I’ve started having an affair…now what?

Dear Sex Educator,

I have been married for 16 years, and I’m 36 years old. I have three little ones now in school. We want nicer home, so my husband wanted me to go to work in a factory. This was my first time out into the working world. I met a very sexy man, and three weeks ago we started having sex during “lunch hour” on the night shift. He’s very exciting and handsome, and tells me how pretty I am and does “different” things during sex, like oral.

The problem is, I don’t know whether I love this man or my husband more. I don’t know if he loves me or just wants sex from me. He has a reputation for that. My friends tell me to “go for it”. However, my lover will NOT talk about tomorrows, only today. Should I tell my husband about this or wait until I know which way I want to go? Do I love both of them? I know sex with the new man terrific, but “tomorrows” are important too.

I read your advice regularly and value your common-sense approach. This is my first affair, and I don’t know what to do! I’m very scared, and feel like I’m playing with dynamite. I need advice, please!

Take a deep breath. You are in the middle of what is called “limerance” with this new person, a very exciting – but not permanent – state of lust. It would be a mistake to make any decisions about your future right now. This very exciting situation will not last forever, especially if you decide to leave your husband.

I suspect much of the appeal for your lover is that you are married, and therefore do not pose a threat to his independence. His unwillingness to consider anything but the immediate moment tells me that. That is a big warning bell, and you are wise to listen to it. Also, the fact that your lover has the reputation for wild affairs without commitment tells me that he will not choose to be with you if you leave your husband. You probably need to accept the temporary nature of your love affair.

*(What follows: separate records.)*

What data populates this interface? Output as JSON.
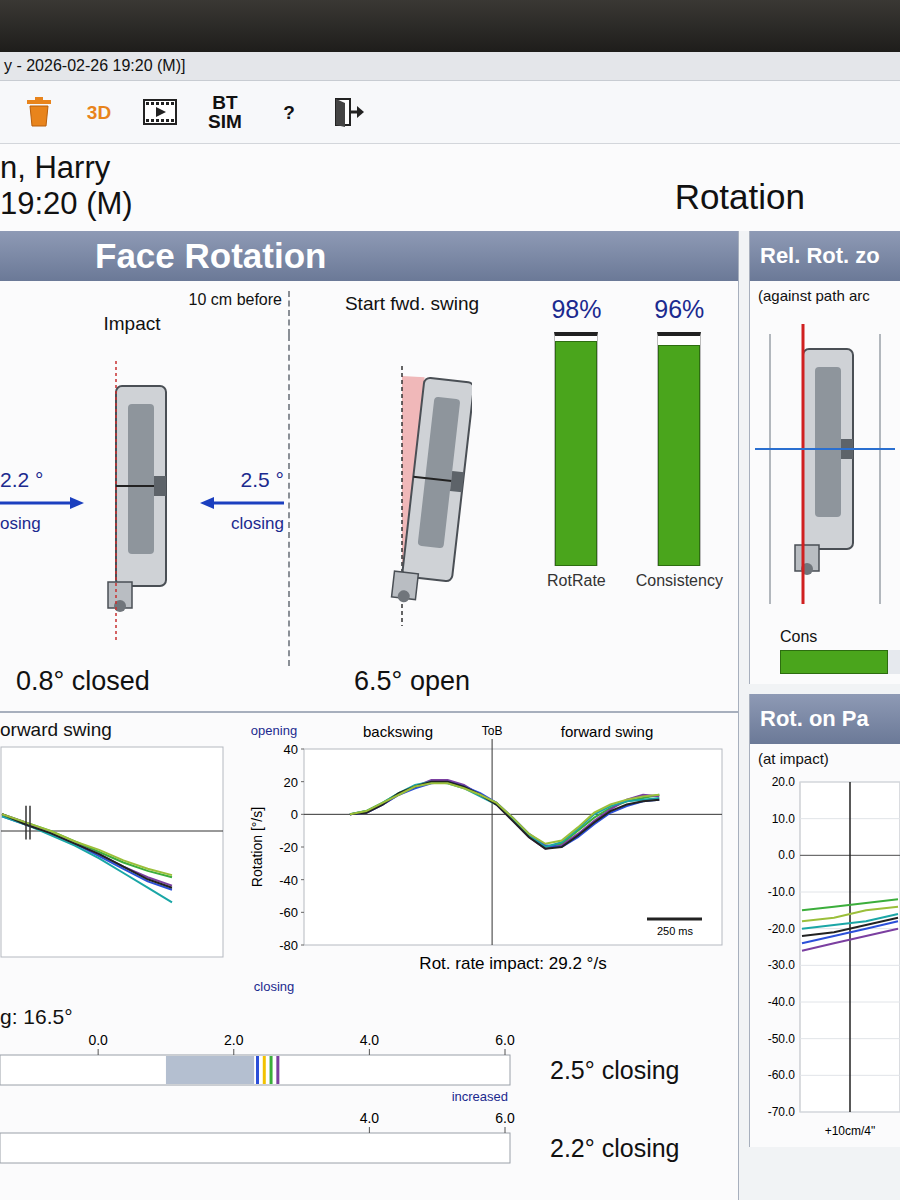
{
  "window": {
    "title": "y - 2026-02-26 19:20 (M)]"
  },
  "toolbar": [
    {
      "kind": "trash"
    },
    {
      "kind": "text",
      "label": "3D",
      "color": "#e8841c"
    },
    {
      "kind": "film"
    },
    {
      "kind": "text",
      "label": "BT SIM",
      "color": "#111111"
    },
    {
      "kind": "text",
      "label": "?",
      "color": "#111111"
    },
    {
      "kind": "exit"
    }
  ],
  "header": {
    "player": "n, Harry",
    "time": "19:20 (M)",
    "view": "Rotation"
  },
  "face_rotation": {
    "title": "Face Rotation",
    "impact": {
      "label": "Impact",
      "before_label": "10 cm before",
      "value": "0.8° closed",
      "impact_arrow": {
        "angle": "2.2 °",
        "direction": "osing"
      },
      "before_arrow": {
        "angle": "2.5 °",
        "direction": "closing"
      }
    },
    "start": {
      "label": "Start fwd. swing",
      "value": "6.5° open"
    },
    "bars": [
      {
        "label": "RotRate",
        "reading": "98%",
        "level": 0.98
      },
      {
        "label": "Consistency",
        "reading": "96%",
        "level": 0.96
      }
    ]
  },
  "forward_chart": {
    "title": "orward swing",
    "series": [
      {
        "color": "#3cae3c",
        "values": [
          8,
          4,
          0,
          -5,
          -10,
          -15,
          -19,
          -22
        ]
      },
      {
        "color": "#7b3fa0",
        "values": [
          8,
          4,
          -1,
          -6,
          -11,
          -17,
          -22,
          -26
        ]
      },
      {
        "color": "#2b4fd8",
        "values": [
          7,
          3,
          -1,
          -6,
          -12,
          -18,
          -24,
          -28
        ]
      },
      {
        "color": "#1aa6a6",
        "values": [
          7,
          3,
          -2,
          -7,
          -13,
          -20,
          -27,
          -34
        ]
      },
      {
        "color": "#222222",
        "values": [
          8,
          3,
          -1,
          -6,
          -11,
          -17,
          -23,
          -27
        ]
      },
      {
        "color": "#9bbf3a",
        "values": [
          8,
          4,
          0,
          -5,
          -9,
          -14,
          -18,
          -21
        ]
      }
    ]
  },
  "rotation_chart": {
    "opening": "opening",
    "closing": "closing",
    "backswing": "backswing",
    "forward": "forward swing",
    "top": "ToB",
    "y_label": "Rotation [°/s]",
    "y_ticks": [
      "40",
      "20",
      "0",
      "-20",
      "-40",
      "-60",
      "-80"
    ],
    "time_scale": "250 ms",
    "footer": "Rot. rate impact: 29.2 °/s",
    "series": [
      {
        "color": "#3cae3c",
        "values": [
          0,
          2,
          7,
          13,
          17,
          20,
          20,
          17,
          12,
          7,
          -3,
          -13,
          -20,
          -18,
          -10,
          -2,
          4,
          8,
          10,
          12
        ]
      },
      {
        "color": "#7b3fa0",
        "values": [
          0,
          1,
          6,
          12,
          17,
          21,
          21,
          18,
          12,
          6,
          -4,
          -14,
          -21,
          -19,
          -12,
          -4,
          3,
          9,
          12,
          11
        ]
      },
      {
        "color": "#2b4fd8",
        "values": [
          0,
          1,
          6,
          12,
          16,
          19,
          20,
          17,
          13,
          7,
          -2,
          -12,
          -19,
          -20,
          -14,
          -6,
          1,
          5,
          8,
          9
        ]
      },
      {
        "color": "#1aa6a6",
        "values": [
          0,
          2,
          7,
          13,
          18,
          20,
          19,
          16,
          11,
          6,
          -3,
          -13,
          -20,
          -17,
          -9,
          0,
          5,
          8,
          9,
          10
        ]
      },
      {
        "color": "#222222",
        "values": [
          0,
          1,
          6,
          13,
          17,
          20,
          20,
          17,
          12,
          6,
          -4,
          -14,
          -21,
          -20,
          -13,
          -5,
          2,
          6,
          8,
          9
        ]
      },
      {
        "color": "#9bbf3a",
        "values": [
          0,
          2,
          7,
          12,
          17,
          19,
          19,
          16,
          12,
          7,
          -2,
          -12,
          -18,
          -16,
          -8,
          1,
          6,
          9,
          11,
          12
        ]
      }
    ]
  },
  "timing": {
    "label": "g: 16.5°"
  },
  "scales": [
    {
      "ticks": [
        "0.0",
        "2.0",
        "4.0",
        "6.0"
      ],
      "note": "increased",
      "reading": "2.5° closing",
      "range": [
        1.0,
        2.3
      ],
      "markers": [
        {
          "value": 2.35,
          "color": "#2b4fd8"
        },
        {
          "value": 2.45,
          "color": "#f2c200"
        },
        {
          "value": 2.55,
          "color": "#3cae3c"
        },
        {
          "value": 2.65,
          "color": "#7b3fa0"
        }
      ]
    },
    {
      "ticks": [
        "4.0",
        "6.0"
      ],
      "reading": "2.2° closing",
      "markers": []
    }
  ],
  "rel_rot": {
    "title": "Rel. Rot. zo",
    "subtitle": "(against path arc",
    "cons_label": "Cons",
    "cons_level": 0.9
  },
  "rot_on_path": {
    "title": "Rot. on Pa",
    "subtitle": "(at impact)",
    "y_ticks": [
      "20.0",
      "10.0",
      "0.0",
      "-10.0",
      "-20.0",
      "-30.0",
      "-40.0",
      "-50.0",
      "-60.0",
      "-70.0"
    ],
    "x_label": "+10cm/4\"",
    "series": [
      {
        "color": "#3cae3c",
        "values": [
          -15,
          -14,
          -13,
          -12
        ]
      },
      {
        "color": "#9bbf3a",
        "values": [
          -18,
          -17,
          -15,
          -14
        ]
      },
      {
        "color": "#1aa6a6",
        "values": [
          -20,
          -19,
          -18,
          -16
        ]
      },
      {
        "color": "#2b4fd8",
        "values": [
          -24,
          -22,
          -20,
          -18
        ]
      },
      {
        "color": "#7b3fa0",
        "values": [
          -26,
          -24,
          -22,
          -20
        ]
      },
      {
        "color": "#222222",
        "values": [
          -22,
          -21,
          -19,
          -17
        ]
      }
    ]
  }
}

The harder question is what to do about your husband. I happen to believe it is possible to love more than one person at a time, so I encourage you to consider that this is not necessarily a situation where you have to choose between one or the other. I do have a couple of questions for you, however. First, are you using condoms? If not, start using them now. You could be getting a sexually transmitted infection from your lover, and then you could pass that on to your husband. You should also consider what your husband is going to think about this affair before talking to him about it. Is he likely to understand, or will he decide that this is grounds for divorce? While I don’t support secrecy in relationships, it is important to time this revelation carefully.

Next, I want to encourage you to separate this affair from deciding whether you want to stay married to your husband. This affair is not necessarily an indication that you don’t love your husband or don’t want to be married. Or it could be a way to let yourself know that you need to carefully look at your marriage to be sure it is working for you, and is the right place for you to be right now. This will take some soul-searching, and maybe the help of a therapist. In order to have your mind clear, you might want to consider ending your affair and carefully exploring your feelings about your marriage without the draw of the other man.

These are just suggestions – there may be other options as well. I’m afraid friends don’t always have the ability to be detached enough to help you really decide what you want. Your friends are good support for you, but aren’t necessarily the best way to get problem-solving help.

You’ll need to decide what’s most important to you in this situation. It may be that this situation is telling you that you and your husband need to do some work to make your relationship more alive and enjoyable for you. All relationships get in ruts, and yours might be in one. You might want to talk with your husband to see if he feels like you two are in a rut as well. Again, this is a great area in your life that could be helped by working with a therapist or counselor for a short time. If you can’t afford a therapist, consider a pastoral counselor or one of the counseling services that adjust their fees to what clients can afford. You deserve some unbiased help in figuring this out for yourself.

In the meantime, please play safely with your lover. You don’t want to come away from this experience with the lasting memory of a sexually transmitted infection. Be true to yourself and trust your instinct on this situation. If you want to be on your own, you’ll need to tell your husband that. Don’t use the affair as an excuse to leave, if you can help it. Leave if you really want that, or stay and find ways to make it the relationship you really want to have.